Reasons for the noted survival benefits of the low-dose dexamethasone in critically ill patients with COVID-19 are currently unexplained. A meta-analysis that examined the effects of steroids during sepsis in patients under intensive care, concluded that dose and severity of the illness are the deciding factors in the survival benefit relating to steroids.17 The paradoxical benefits of steroids in severely ill patients may be attributed to their anti-inflammatory effect, as intense inflammation is a known factor inducing lymphocytopenia and consequent increase in mortality in COVID-19.2
Owing to the high possibility of the homeostatic imbalance (of the HPA axis) in patients with COVID-19,12–14 it can be argued that estimation of the serum cortisol concentrations can be helpful in deciding therapeutic strategies, more specifically for those with severe disease who have been admitted to the intensive care unit (ICU). Although application of exogenous steroids in patients with COVID-19 is being investigated intensively, the paucity of related literature suggests not much stress has been placed on the monitoring of serum cortisol. Though there is high theoretical justification, in the absence of satisfactory empirical evidence in favor, it will be advisable to address this question through scientifically designed studies designed to address whether or not serum cortisol can be used to monitor patients with COVID-19.
Along with cortisol, measuring serum adrenocorticotrophic hormone (ACTH) concentrations may provide crucial feedback on the HPA axis function in critically ill patients with COVID-19. Measuring serum ACTH concentrations becomes even more important in the case of exogenous administration of steroids, as it will have significant negative impact on ACTH secretion and consequently HPA-axis functions.3,4 In a study in a mixed population of critically ill medical, surgical, trauma, and burn patients, the investigators observed that serum ACTH levels remained low/normal throughout the patients’ stay in the ICU, whereas serum free cortisol levels were high both in patients with and without sepsis/septic shock.18 Unfortunately, at present, any clinical evidence on usefulness of serum ACTH monitoring in patients with COVID-19 is limited by the extreme paucity of data.
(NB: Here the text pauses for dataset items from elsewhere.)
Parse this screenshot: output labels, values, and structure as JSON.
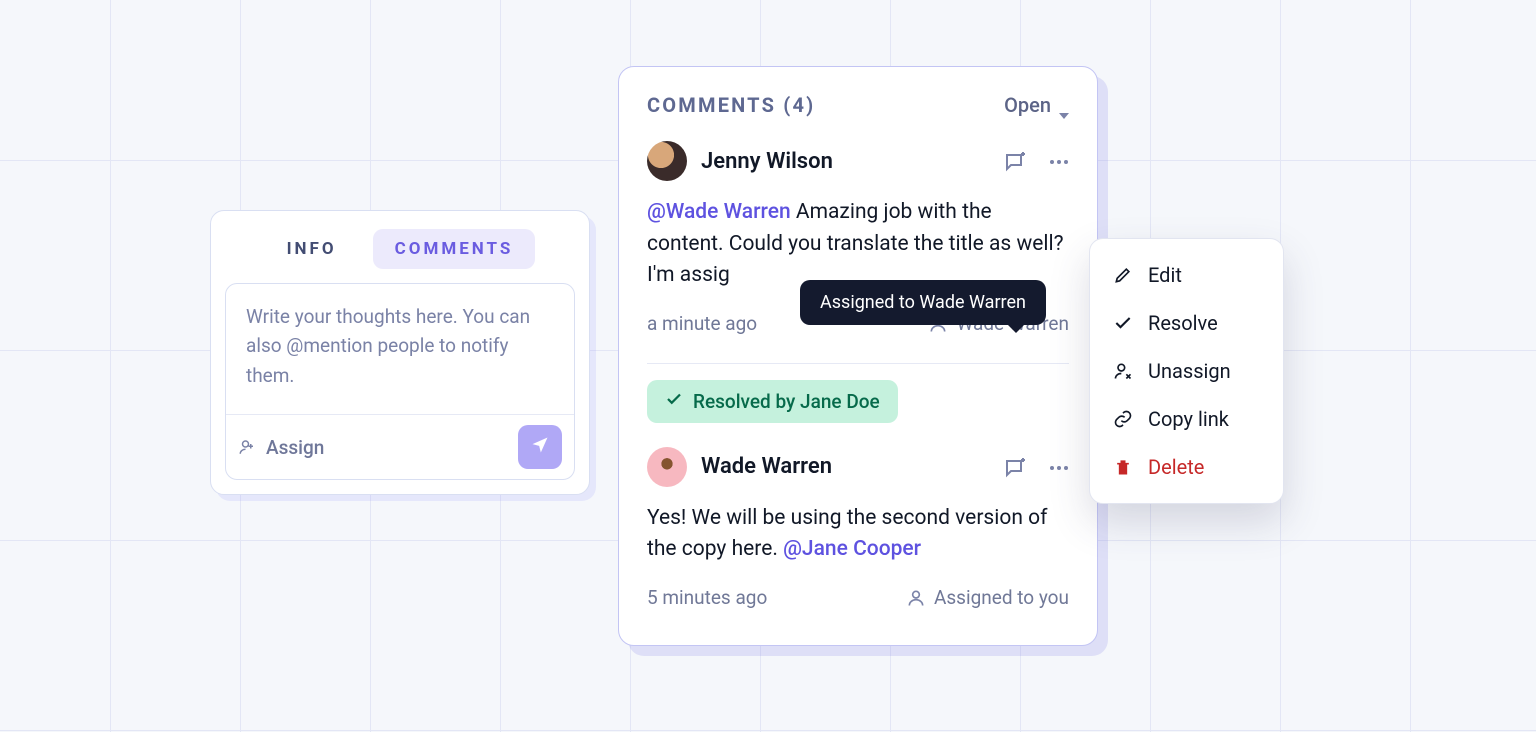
{
  "compose": {
    "tabs": {
      "info": "INFO",
      "comments": "COMMENTS"
    },
    "placeholder": "Write your thoughts here. You can also @mention people to notify them.",
    "assign_label": "Assign"
  },
  "comments_panel": {
    "title": "COMMENTS (4)",
    "filter_label": "Open"
  },
  "comments": [
    {
      "author": "Jenny Wilson",
      "mention": "@Wade Warren",
      "body": " Amazing job with the content. Could you translate the title as well? I'm assig",
      "time": "a minute ago",
      "assignee": "Wade Warren"
    },
    {
      "resolved_by": "Resolved by Jane Doe",
      "author": "Wade Warren",
      "body_pre": "Yes! We will be using the second version of the copy here. ",
      "mention": "@Jane Cooper",
      "time": "5 minutes ago",
      "assignee": "Assigned to you"
    }
  ],
  "tooltip": "Assigned to Wade Warren",
  "menu": {
    "edit": "Edit",
    "resolve": "Resolve",
    "unassign": "Unassign",
    "copy_link": "Copy link",
    "delete": "Delete"
  },
  "avatar_colors": {
    "jenny": "#3a2b2a",
    "wade": "#f7b8c0"
  }
}
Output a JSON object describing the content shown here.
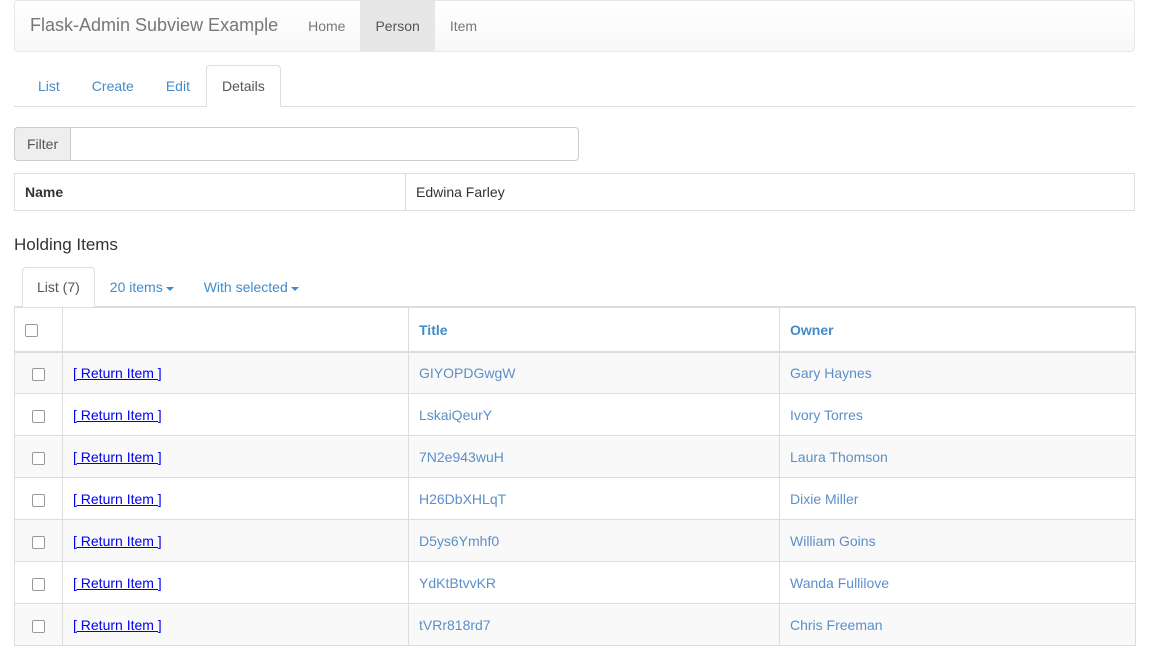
{
  "navbar": {
    "brand": "Flask-Admin Subview Example",
    "items": [
      {
        "label": "Home",
        "active": false
      },
      {
        "label": "Person",
        "active": true
      },
      {
        "label": "Item",
        "active": false
      }
    ]
  },
  "view_tabs": [
    {
      "label": "List",
      "active": false
    },
    {
      "label": "Create",
      "active": false
    },
    {
      "label": "Edit",
      "active": false
    },
    {
      "label": "Details",
      "active": true
    }
  ],
  "filter": {
    "addon_label": "Filter",
    "value": "",
    "placeholder": ""
  },
  "details": {
    "rows": [
      {
        "label": "Name",
        "value": "Edwina Farley"
      }
    ]
  },
  "holding_items": {
    "heading": "Holding Items",
    "toolbar": [
      {
        "label": "List (7)",
        "active": true,
        "caret": false
      },
      {
        "label": "20 items",
        "active": false,
        "caret": true
      },
      {
        "label": "With selected",
        "active": false,
        "caret": true
      }
    ],
    "columns": [
      "",
      "",
      "Title",
      "Owner"
    ],
    "rows": [
      {
        "action": "[ Return Item ]",
        "title": "GIYOPDGwgW",
        "owner": "Gary Haynes"
      },
      {
        "action": "[ Return Item ]",
        "title": "LskaiQeurY",
        "owner": "Ivory Torres"
      },
      {
        "action": "[ Return Item ]",
        "title": "7N2e943wuH",
        "owner": "Laura Thomson"
      },
      {
        "action": "[ Return Item ]",
        "title": "H26DbXHLqT",
        "owner": "Dixie Miller"
      },
      {
        "action": "[ Return Item ]",
        "title": "D5ys6Ymhf0",
        "owner": "William Goins"
      },
      {
        "action": "[ Return Item ]",
        "title": "YdKtBtvvKR",
        "owner": "Wanda Fullilove"
      },
      {
        "action": "[ Return Item ]",
        "title": "tVRr818rd7",
        "owner": "Chris Freeman"
      }
    ]
  },
  "colors": {
    "link": "#428bca",
    "cell_link": "#5b8fc9",
    "return_link": "#0000ee",
    "navbar_active_bg": "#e7e7e7",
    "border": "#dddddd",
    "stripe": "#f9f9f9"
  }
}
Considering the possible risk of extreme serum variations and consequent impact on survival outcomes, it may be beneficial to monitor serum cortisol concentrations in critically ill patients with COVID-19. Studying patients with COVID-19 with and without administration of exogenous steroids, whether serum cortisol concentrations relate to survival outcomes, may offer important insights for the therapeutic management of the disease.